When I worked a project at a US government agency, the rule was to schedule meetings only between 10 am and 2 pm, Tuesday through Thursday, if you wanted to make sure that everyone would be there. Once I went to somebody's office at 10:30 AM on a Friday, only to be told that he had taken a half-day - meaning 6 AM to 10 AM.

But I digress. You work in the private sector. 8 to 4 is to the Midwest what 9 to 5 is to the East. As was said above, there is mounting pressure to coordinate with New York financial markets. That, and the growing popularity of "parents hours," means that more and more stuff is happening before 9 AM.

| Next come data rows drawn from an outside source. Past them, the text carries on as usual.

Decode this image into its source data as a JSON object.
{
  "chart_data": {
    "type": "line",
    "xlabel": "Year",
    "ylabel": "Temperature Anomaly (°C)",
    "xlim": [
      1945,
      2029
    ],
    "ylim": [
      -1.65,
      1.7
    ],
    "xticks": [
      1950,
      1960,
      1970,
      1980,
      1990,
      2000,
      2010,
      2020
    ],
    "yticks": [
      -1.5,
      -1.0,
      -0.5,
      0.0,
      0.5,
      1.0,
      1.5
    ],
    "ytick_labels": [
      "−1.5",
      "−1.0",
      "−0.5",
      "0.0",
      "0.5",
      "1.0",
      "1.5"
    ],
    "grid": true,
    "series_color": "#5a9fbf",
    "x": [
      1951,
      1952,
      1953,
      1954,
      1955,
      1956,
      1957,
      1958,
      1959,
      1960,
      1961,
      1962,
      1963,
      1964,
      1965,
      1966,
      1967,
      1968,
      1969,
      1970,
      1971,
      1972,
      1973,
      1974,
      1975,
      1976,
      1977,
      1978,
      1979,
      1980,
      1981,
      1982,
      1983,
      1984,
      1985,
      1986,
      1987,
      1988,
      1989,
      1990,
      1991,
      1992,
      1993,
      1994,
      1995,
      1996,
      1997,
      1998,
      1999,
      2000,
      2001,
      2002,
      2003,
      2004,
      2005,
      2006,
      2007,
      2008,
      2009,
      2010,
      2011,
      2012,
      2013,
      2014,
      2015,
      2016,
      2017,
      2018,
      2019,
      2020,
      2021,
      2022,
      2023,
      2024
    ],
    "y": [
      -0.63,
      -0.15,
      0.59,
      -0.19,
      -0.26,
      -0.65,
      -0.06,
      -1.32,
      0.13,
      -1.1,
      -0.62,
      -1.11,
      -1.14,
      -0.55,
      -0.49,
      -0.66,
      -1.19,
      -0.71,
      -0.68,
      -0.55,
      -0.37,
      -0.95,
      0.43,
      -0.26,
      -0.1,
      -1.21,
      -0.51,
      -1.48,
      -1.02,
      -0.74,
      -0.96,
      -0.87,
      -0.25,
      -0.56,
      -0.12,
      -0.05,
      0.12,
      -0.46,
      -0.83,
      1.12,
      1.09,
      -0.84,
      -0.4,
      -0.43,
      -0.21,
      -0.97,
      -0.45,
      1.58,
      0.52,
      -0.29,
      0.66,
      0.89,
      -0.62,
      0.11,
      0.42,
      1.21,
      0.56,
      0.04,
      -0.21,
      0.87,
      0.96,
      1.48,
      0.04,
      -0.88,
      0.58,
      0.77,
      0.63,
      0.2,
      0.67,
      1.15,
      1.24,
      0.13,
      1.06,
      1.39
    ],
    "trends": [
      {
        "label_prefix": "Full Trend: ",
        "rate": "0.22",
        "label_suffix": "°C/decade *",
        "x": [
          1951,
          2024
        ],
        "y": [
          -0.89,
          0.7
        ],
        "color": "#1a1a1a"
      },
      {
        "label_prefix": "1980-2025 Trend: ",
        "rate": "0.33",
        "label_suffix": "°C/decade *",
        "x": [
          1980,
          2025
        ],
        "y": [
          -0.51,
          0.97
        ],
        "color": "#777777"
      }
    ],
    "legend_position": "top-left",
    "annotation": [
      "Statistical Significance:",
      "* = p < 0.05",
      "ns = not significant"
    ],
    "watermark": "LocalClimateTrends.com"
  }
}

Consider moving to New York or Boston and becoming a corporate lawyer or investment banker - there, nobody cares when you come in, it's all about how late you stay.
posted by Saucy Intruder at 7:35 AM on June 9, 2006

Earlybirds are a self righteous bunch, equating folks who start later as lazy no matter how many more hours the late starters work.
posted by zeoslap at 8:23 AM on June 9, 2006

Here in CA, they sure can. I had a salaried desktop support/sysadmin, and most of the employees would come in at 10-12. except that my new boss demanded that I be there at 8am to tend to the frequent Outlook problems that the controller (the only Outlook user in the company, too) would have. So I got up ass early, got on a crowded train at 7am, just so I'd be there at 8am to help the one user that insisted she also start work at 8am and insisted on using Outlook.
Yes, it sucked ass. And sadly, yes, it was legal. So were the late evening calls from the engineers. And the weekend work.

/is happy he no longer has that job.